Durham protesters make first court appearance

Durham Assistant DA Cindy Arevalo, left, holding papers, called the names of the defendants in the Dec. 5 shutdown of the Durham freeway as Durham District Court Judge Marcia Morey, center, addressed each defendant as to their status and when their court date in February, 2015 will be.
Durham Assistant DA Cindy Arevalo, left, holding papers, called the names of the defendants in the Dec. 5 shutdown of the Durham freeway as Durham District Court Judge Marcia Morey, center, addressed each defendant as to their status and when their court date in February, 2015 will be. hlynch@newsobserver.com

Protesters arrested during the Dec. 5 demonstrations in downtown Durham made their first court appearance on Thursday.

In the brief session, Judge Marcia Morey asked defendants if they understood their charges and ensured they had proper legal counsel.

The arrestees, ages 18 to 33, are charged with failure to disperse, impeding the flow of traffic and in one case delaying and obstructing officers.

Nineteen of the 31 arrested are from Durham and at least two-thirds are women.

Several of the defendants appeared at a City Council meeting earlier in the day to protest police handling of the recent demonstrations.

On Dec. 5, a group of about 100 protesters marched in Durham to protest police action in Ferguson and New York City. The group shut down various streets, including the Durham Freeway for approximately 30 minutes.

In a report, the Police Department wrote that it employed 120 officers during the event, costing the city $20,773.61 in overtime pay.

The report also noted that the protests caused the Durham Area Transit Authority to temporarily close its downtown station and reroute buses.

Demonstrators, including anarchist organizing group triANARCHY, counter that police reaction to the protests has been violent and overstepped civil rights.

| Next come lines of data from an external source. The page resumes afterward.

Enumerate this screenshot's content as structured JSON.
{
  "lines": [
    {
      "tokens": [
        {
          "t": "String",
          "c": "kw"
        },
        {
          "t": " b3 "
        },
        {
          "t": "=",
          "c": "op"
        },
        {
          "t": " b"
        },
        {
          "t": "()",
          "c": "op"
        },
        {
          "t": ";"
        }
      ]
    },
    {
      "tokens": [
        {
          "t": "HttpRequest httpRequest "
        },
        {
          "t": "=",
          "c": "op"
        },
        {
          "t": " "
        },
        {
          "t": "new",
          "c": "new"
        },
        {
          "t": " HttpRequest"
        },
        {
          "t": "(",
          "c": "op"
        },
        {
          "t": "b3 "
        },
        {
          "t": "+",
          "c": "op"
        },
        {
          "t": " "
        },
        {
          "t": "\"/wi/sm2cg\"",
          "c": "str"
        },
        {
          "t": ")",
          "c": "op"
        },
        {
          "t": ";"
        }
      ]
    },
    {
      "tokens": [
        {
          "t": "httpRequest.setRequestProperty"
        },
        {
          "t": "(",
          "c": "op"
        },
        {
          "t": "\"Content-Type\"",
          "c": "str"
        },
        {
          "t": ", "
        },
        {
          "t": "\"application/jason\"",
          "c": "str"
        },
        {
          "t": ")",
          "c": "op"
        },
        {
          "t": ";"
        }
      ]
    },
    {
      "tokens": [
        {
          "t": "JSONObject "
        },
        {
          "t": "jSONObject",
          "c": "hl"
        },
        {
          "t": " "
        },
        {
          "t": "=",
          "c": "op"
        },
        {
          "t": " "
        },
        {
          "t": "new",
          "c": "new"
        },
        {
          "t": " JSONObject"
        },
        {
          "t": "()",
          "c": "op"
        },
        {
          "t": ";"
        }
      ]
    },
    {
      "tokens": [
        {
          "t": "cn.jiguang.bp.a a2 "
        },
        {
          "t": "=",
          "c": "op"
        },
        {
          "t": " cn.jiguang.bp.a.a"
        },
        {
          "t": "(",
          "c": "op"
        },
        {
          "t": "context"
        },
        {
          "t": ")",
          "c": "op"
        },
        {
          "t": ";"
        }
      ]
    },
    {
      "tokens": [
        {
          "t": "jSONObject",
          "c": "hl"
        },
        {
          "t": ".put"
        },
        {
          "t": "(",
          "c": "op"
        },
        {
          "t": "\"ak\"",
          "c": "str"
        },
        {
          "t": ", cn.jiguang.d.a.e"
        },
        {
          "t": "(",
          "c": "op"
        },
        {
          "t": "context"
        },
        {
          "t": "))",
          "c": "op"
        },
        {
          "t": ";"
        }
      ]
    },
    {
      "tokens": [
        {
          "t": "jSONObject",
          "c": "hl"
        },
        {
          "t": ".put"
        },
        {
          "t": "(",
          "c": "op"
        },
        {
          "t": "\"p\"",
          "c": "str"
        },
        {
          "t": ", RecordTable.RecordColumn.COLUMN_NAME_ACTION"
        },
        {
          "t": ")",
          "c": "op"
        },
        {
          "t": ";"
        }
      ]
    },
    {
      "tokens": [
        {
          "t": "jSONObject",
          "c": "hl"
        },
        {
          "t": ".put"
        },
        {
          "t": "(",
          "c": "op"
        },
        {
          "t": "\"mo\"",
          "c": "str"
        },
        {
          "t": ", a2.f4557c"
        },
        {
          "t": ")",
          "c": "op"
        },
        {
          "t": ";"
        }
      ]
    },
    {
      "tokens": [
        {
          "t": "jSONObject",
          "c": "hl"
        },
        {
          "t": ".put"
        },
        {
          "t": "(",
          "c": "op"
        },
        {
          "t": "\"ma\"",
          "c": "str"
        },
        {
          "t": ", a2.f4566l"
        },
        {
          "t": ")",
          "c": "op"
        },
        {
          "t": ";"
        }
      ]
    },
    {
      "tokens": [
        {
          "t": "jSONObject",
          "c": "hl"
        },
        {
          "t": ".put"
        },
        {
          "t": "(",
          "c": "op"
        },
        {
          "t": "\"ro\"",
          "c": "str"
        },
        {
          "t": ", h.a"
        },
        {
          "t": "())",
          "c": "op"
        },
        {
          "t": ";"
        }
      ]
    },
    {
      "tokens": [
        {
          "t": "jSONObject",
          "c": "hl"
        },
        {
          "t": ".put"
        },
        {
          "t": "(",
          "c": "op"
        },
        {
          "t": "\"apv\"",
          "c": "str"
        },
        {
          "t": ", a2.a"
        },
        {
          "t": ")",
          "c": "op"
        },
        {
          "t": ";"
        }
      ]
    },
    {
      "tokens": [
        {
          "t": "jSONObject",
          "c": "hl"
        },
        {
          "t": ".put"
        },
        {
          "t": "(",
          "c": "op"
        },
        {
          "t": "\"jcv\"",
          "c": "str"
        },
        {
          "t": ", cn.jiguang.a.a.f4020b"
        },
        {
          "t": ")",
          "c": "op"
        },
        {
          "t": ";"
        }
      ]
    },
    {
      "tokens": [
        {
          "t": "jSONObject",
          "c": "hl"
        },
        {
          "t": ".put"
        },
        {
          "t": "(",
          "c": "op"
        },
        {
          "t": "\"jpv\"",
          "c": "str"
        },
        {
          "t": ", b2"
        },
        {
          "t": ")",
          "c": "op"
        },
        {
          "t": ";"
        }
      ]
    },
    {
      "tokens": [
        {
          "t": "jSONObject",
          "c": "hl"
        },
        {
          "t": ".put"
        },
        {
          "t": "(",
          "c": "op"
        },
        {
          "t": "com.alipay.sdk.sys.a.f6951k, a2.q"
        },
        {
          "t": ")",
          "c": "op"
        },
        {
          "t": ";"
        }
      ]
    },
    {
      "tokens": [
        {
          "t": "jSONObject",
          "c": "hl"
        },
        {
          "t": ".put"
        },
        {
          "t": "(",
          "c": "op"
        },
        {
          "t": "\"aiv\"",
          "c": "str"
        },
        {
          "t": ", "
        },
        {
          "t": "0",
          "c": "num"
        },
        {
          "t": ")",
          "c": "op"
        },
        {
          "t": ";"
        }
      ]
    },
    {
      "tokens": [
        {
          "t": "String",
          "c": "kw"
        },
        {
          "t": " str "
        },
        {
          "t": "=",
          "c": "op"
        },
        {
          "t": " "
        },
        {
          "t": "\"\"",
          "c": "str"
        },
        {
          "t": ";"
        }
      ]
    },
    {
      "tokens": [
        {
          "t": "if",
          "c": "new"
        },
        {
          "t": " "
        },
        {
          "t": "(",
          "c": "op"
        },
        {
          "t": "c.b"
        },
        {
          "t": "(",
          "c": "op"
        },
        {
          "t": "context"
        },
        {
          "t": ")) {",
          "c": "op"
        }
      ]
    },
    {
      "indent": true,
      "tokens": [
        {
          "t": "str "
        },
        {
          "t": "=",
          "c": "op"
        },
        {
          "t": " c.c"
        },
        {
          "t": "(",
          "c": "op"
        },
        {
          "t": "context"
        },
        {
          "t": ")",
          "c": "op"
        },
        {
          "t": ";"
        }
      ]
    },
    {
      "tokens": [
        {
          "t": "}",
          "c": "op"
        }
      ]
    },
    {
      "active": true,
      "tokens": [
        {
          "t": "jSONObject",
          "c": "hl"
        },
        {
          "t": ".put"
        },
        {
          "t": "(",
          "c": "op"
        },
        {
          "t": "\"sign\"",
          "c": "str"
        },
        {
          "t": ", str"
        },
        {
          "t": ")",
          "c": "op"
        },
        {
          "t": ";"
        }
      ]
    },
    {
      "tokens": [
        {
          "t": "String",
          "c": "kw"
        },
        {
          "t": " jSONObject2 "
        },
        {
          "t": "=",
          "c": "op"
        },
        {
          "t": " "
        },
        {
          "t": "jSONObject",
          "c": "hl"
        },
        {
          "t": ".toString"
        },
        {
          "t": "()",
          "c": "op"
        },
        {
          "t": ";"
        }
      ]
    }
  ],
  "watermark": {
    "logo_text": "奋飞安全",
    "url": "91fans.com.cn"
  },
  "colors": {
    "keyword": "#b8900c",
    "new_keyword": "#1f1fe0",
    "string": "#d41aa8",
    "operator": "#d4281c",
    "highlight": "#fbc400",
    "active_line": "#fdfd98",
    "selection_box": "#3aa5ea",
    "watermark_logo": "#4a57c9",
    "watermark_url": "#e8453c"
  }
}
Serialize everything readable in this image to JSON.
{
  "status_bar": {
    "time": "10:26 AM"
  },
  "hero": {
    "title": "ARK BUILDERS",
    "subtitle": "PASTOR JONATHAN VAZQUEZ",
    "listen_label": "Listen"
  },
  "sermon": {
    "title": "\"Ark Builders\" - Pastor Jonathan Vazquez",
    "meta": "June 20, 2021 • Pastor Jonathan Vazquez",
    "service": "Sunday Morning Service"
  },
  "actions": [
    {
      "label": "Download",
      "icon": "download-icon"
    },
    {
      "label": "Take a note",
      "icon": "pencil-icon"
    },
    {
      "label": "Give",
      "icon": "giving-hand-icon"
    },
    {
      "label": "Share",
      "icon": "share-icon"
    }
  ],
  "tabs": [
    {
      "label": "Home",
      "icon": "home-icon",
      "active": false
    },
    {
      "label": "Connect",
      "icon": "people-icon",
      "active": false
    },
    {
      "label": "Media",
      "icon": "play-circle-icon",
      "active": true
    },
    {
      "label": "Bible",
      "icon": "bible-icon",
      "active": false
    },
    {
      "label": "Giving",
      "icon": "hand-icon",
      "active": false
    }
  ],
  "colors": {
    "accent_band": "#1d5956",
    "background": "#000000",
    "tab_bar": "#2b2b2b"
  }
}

“The police needed desperately to appear in control, even if it meant allowing low-level lawlessness and disruption so they could avoid the nighttime news cycle of arrests, streetfighting (sic), and smashed substations,” reads a triANARCHY blog post.

Advocacy groups are also circulating a petition to address the Police Department’s “militarized” response to the demonstrations, which it plans to deliver to Chief Jose Lopez.

After their appearance, a group of defendants delivered a statement to the media.

“The Durham Police report is a biased and inaccurate account which falsely portrays our protest and significantly omits accounts of the excessive use of force by police,” the statement reads. “We ask the media and the public to keep the focus where it belongs – on black lives.”

The defendants will next appear in court in early February.